Sánchez, para formar governo em Espanha, recorreu ao apoio da extrema esquerda, uma ala política sem relevantes mudanças nos últimos 40 anos, naquilo que são as suas bases orientadoras, frequentemente suportadas pela intolerância e pela imposição de ditatoriais linhas de pensamento único, mas que, lamentavelmente, parece que já se convencionou como sendo “normal”.

Necessitou do apoio de partidos independentistas, celebrando um acordo que põe em causa o estado de direito e a própria democracia, em particular pela clara ingerência no poder judicial. Um entendimento com partidos que não querem ser Espanha, mas que vão governar a Espanha, num contrassenso óbvio, que também nos querem fazer acreditar que é “normal”.

Mas pior, negociou com o EH Bildu,  herdeiro do Herri Batasuna, numa anormalidade que ultrapassa todos os limites, todas as linhas vermelhas, entrando no campo do completo absurdo, da pura aberração.

Não se trata de normalizar uma força política de esquerda radical. Trata-se de normalizar o mais ignóbil insulto à democracia, com a complacência de toda uma comunidade quixotesca, refém da estratégia do medo e das “historietas” do bicho papão.

O caso português

Por terras lusitanas, tal e qual como do lado de lá da fronteira, é também a estratégia do medo que vai fazendo escola. Não passa dia em que as alianças à direita não constituam tema, que não se fale do “perigoso” Chega e do temível futuro que nos aguarda com a possível “normalização” deste partido.

Os socialistas, que ainda agora felicitaram a aberração política e social protagonizada pelos seus congéneres espanhóis, tratam de manter o assunto vivo, numa muito bem delineada estratégia de limitar o espaço da direita, enquanto à esquerda se define uma política de estratégias num horizonte sem limites, ultrapassando linhas vermelhas que convenientemente não se vêem e “normalizando” partidos que são um compêndio anti-democracia.

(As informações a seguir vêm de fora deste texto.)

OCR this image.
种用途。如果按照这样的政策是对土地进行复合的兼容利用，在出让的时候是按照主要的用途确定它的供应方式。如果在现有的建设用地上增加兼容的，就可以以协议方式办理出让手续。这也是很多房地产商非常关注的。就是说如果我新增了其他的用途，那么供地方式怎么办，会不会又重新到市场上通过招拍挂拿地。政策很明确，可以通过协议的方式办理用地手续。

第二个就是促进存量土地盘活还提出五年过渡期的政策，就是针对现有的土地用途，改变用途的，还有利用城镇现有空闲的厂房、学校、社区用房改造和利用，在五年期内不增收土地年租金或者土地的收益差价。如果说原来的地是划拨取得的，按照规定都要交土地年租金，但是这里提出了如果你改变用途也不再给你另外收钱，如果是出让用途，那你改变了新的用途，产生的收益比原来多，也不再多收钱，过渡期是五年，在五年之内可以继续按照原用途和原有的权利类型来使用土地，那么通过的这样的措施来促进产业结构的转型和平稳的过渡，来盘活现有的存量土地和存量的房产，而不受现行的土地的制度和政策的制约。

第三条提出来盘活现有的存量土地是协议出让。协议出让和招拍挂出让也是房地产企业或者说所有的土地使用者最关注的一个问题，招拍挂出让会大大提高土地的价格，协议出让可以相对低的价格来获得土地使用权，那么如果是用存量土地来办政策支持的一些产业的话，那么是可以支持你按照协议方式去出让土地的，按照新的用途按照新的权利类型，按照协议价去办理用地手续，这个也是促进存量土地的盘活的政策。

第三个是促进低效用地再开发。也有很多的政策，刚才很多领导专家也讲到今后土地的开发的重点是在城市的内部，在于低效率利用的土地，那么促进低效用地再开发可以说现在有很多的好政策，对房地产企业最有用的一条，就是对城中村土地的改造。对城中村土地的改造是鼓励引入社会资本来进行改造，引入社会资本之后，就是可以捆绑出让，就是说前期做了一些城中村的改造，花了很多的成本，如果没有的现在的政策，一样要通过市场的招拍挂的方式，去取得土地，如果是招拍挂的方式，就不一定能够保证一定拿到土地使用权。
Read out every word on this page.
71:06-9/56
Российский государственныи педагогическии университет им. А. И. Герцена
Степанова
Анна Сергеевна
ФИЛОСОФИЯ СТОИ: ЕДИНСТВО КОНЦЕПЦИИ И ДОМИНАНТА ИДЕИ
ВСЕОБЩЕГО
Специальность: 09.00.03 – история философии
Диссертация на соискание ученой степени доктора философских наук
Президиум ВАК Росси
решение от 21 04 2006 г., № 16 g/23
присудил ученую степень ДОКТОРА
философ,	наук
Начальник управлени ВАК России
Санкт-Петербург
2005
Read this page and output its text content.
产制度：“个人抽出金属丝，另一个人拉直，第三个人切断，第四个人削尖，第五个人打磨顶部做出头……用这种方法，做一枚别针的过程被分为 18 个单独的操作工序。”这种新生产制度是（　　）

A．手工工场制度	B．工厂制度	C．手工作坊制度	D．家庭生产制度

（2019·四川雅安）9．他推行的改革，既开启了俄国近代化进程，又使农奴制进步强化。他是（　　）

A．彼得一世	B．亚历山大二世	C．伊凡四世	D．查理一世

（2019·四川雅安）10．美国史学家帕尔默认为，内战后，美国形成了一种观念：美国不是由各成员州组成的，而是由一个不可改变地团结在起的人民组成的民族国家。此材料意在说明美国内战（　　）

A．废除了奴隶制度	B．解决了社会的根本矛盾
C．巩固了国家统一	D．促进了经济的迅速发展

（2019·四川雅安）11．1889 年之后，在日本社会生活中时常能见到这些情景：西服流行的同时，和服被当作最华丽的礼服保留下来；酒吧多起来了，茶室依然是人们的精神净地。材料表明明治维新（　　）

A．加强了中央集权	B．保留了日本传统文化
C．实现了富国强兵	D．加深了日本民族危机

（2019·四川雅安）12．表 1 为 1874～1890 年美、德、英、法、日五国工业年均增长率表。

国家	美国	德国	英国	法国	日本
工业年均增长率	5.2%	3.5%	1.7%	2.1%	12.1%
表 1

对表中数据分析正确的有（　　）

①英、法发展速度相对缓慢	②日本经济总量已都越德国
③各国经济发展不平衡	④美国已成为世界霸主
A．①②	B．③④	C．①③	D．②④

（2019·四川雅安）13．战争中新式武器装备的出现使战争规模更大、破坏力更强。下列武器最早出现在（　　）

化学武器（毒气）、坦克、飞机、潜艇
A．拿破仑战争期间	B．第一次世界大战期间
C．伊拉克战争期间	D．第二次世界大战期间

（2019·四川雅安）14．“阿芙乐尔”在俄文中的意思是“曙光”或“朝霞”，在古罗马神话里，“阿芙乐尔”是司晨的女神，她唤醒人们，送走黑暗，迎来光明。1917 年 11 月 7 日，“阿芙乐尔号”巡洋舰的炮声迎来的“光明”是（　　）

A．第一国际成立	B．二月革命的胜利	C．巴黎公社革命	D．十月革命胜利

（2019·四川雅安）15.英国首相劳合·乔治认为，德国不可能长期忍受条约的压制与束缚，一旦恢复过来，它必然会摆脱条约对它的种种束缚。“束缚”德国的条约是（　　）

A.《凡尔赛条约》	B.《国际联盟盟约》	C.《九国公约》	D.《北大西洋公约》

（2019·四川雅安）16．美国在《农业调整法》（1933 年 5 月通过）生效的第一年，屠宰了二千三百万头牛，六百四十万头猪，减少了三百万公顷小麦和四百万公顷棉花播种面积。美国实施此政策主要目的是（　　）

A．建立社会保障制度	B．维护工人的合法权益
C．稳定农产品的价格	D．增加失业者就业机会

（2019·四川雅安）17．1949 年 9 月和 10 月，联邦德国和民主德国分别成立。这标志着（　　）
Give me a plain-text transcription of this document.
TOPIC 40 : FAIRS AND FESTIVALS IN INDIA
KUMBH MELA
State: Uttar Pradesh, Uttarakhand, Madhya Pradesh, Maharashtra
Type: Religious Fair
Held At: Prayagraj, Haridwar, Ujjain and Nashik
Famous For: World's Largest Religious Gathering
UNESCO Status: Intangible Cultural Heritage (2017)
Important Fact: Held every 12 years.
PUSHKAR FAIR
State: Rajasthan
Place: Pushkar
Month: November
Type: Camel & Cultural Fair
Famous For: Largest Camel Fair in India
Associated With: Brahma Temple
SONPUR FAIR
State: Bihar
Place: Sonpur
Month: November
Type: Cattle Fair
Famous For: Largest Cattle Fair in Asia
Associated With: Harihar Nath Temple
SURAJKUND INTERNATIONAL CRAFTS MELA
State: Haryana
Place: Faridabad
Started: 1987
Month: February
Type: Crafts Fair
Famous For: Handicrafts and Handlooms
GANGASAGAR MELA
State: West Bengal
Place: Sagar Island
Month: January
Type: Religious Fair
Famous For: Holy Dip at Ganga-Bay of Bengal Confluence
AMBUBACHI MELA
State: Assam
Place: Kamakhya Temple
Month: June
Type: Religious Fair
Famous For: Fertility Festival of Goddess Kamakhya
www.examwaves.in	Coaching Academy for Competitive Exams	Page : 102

Sem pudor e sem vergonha, a ética e a moral socialistas, tão vigilantes da política de alianças à direita, sofrem de cegueira crónica quando se trata de normalizar partidos de natureza totalitária e com muita pouca ou nenhuma cultura democrática. Partidos genuinamente iliberais, que não se inibem de apoiar ditadores, incluindo Putin, e que, mesmo quando tentam vestir a pele de cordeiro, não conseguem disfarçar um estrutural anti-ocidentalismo primário.

As linhas vermelhas que foram sendo exigidas à direita moderada e que esta, e bem, entendeu assumir, não podem deixar de ser exigidas à esquerda moderada, sob risco de estarmos a executar um exercício de hipocrisia política e a assumir uma postura coletiva lesa-democracia.